Pushing himself has helped Kevin achieve goals in the financial world as well as in rugby. He majored in economics and business at Westmont, and his two-year internship with Merrill Lynch led to a full-time job as a financial adviser.
“Once I got to Westmont, I had a new passion for learning,” he says. “I enjoyed my professors and the attention I got at a smaller college. The students were focused on education and expected to be successful. That was foreign to me —what I had as dreams, they had as expectations. I wasn’t the best student, and graduation was a huge accomplishment for me. When you are surrounded by people who think a certain way, you become a product of that environment. I never thought I could work at Merrill Lynch before I went to Westmont.”

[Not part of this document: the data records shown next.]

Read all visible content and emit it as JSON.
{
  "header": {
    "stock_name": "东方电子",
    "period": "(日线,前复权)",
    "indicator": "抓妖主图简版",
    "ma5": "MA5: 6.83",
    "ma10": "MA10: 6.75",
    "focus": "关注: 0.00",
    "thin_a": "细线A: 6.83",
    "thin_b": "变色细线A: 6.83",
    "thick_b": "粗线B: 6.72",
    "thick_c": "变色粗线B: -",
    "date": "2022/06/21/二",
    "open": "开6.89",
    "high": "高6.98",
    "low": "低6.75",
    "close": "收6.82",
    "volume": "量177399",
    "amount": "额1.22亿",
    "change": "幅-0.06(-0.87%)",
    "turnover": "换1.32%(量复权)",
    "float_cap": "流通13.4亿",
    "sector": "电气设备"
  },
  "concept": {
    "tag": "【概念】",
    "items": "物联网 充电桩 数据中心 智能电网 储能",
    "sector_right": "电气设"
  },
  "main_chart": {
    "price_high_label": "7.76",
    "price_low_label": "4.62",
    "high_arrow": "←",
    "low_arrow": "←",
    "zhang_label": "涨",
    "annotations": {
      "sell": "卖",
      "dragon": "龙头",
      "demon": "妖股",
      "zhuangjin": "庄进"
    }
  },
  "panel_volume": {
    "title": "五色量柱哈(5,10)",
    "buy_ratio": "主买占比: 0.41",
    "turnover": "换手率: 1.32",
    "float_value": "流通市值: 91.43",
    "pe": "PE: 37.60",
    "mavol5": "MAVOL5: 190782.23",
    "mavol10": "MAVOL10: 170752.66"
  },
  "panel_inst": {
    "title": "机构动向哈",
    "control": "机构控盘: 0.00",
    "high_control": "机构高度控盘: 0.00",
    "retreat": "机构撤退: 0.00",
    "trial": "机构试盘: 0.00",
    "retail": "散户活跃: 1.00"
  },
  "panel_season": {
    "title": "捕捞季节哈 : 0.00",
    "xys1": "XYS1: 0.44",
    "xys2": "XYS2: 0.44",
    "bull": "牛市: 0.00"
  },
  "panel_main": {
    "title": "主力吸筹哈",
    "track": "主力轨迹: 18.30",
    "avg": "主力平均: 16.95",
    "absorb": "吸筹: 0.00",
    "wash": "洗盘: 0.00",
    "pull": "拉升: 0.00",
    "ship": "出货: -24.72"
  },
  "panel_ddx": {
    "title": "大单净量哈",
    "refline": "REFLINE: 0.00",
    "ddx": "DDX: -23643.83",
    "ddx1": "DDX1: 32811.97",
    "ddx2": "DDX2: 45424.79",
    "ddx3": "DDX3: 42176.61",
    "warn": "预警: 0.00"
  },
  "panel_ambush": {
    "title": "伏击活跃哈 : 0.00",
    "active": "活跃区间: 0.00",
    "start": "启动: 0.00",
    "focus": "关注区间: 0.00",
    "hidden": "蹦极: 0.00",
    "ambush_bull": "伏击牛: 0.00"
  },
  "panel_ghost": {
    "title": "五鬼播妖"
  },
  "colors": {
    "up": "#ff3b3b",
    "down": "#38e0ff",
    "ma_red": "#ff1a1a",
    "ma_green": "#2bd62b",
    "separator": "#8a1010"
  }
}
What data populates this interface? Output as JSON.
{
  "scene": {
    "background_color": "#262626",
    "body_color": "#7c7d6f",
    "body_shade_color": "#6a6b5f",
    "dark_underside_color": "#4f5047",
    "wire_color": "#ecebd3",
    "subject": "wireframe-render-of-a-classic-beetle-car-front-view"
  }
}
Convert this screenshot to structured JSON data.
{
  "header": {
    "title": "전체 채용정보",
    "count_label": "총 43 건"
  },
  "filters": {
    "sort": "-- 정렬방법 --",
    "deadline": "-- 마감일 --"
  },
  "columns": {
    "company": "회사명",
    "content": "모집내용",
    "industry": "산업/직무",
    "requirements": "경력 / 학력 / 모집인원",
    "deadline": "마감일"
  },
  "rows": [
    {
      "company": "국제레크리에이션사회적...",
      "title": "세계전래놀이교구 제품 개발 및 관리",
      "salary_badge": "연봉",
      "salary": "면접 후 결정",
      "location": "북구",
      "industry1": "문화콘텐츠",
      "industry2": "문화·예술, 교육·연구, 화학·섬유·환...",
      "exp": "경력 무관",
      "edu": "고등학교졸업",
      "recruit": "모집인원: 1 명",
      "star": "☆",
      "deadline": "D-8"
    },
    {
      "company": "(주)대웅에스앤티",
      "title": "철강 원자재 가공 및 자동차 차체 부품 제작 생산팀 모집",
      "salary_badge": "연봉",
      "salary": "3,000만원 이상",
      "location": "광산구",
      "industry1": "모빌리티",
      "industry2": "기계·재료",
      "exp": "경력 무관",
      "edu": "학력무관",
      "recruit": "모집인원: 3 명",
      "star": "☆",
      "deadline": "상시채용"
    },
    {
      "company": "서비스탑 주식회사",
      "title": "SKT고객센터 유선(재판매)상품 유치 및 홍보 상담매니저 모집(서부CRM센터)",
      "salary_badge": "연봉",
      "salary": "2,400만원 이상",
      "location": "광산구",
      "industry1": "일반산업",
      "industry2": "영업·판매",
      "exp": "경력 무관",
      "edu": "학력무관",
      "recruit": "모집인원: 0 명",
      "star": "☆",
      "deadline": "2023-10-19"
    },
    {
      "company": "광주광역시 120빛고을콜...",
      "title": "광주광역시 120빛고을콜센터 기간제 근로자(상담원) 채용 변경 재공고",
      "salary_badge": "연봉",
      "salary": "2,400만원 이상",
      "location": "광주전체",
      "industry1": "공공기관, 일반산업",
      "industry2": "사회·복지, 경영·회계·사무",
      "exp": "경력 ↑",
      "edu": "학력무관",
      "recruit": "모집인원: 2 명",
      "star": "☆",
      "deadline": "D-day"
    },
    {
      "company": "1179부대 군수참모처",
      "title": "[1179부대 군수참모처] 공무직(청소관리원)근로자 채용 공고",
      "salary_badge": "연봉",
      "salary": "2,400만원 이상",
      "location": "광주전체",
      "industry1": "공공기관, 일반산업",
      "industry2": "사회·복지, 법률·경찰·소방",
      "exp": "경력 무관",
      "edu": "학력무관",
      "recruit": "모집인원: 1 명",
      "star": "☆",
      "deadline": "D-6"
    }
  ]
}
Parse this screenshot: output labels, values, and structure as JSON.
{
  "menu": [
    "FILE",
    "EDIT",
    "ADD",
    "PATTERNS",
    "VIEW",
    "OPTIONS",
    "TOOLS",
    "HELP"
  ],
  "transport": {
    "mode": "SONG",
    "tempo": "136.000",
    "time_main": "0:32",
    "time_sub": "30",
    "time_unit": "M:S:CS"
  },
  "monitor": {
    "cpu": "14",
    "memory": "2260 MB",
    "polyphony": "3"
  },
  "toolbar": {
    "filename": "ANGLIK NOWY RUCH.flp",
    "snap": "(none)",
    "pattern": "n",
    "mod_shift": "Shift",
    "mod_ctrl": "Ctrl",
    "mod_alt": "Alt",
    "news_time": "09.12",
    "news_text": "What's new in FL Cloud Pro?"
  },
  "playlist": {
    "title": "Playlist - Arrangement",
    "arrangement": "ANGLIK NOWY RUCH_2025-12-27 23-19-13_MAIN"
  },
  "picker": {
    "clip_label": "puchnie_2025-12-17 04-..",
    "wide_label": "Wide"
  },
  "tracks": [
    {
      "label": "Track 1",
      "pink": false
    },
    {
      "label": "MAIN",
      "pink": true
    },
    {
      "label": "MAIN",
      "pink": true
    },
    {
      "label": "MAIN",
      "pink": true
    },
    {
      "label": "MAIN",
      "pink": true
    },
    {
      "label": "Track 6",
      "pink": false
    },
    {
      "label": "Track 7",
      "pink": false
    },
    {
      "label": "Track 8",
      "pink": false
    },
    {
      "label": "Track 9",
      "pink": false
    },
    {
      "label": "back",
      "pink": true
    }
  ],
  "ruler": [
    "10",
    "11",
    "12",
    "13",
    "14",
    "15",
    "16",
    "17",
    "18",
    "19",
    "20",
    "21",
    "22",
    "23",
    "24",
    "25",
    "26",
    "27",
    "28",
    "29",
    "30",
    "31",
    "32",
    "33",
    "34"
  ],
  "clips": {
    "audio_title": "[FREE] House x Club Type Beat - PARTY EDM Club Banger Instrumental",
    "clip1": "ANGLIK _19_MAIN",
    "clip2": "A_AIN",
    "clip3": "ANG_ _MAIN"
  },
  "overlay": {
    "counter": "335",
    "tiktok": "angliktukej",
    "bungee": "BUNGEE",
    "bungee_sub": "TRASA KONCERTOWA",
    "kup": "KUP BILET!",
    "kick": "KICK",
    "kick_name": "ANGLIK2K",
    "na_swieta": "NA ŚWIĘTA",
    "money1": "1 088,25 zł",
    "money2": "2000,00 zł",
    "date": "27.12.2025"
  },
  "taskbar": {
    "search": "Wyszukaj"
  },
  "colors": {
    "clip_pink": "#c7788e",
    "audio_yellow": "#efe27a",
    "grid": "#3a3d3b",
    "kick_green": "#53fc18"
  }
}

Kevin is pursuing a new dream: coaching the U.S.rugby team. He’s taken the first step by joining the staff of the development team, the last stop before the national squad. His stellar record during the last three seasons at UCSB (31-6-1) with nationally ranked men’s teams has won him recognition. Playing for Westmont’s club team and touring in South Africa, New Zealand and Australia provided valuable experience that helped him land the job at UCSB, where he has coached for six years.
Fortunately, Kevin’s profession gives him a flexible schedule so he can coach. He brings his passion for sports into his work by making contacts in the rugby world. “Merrill Lynch gives me professionalism and organization, and rugby helps me with commitment, discipline, passion and fire,” he says. “They work together.”
What makes rugby so appealing? “It’s the ultimate team sport based on self-sacrifice,” he says. “The whole essence of the game is to commit as many defenders to yourself as possible so you can give the ball to a teammate who is free to score. You have to be tough, physical and quick — and willing to sacrifice your body for the team.”
Ultimately, Kevin enjoys working with the athletes. “My biggest challenge as a coach is developing responsible adults, not just players,” he says. “But it’s also the biggest reward as I watch them grow up.”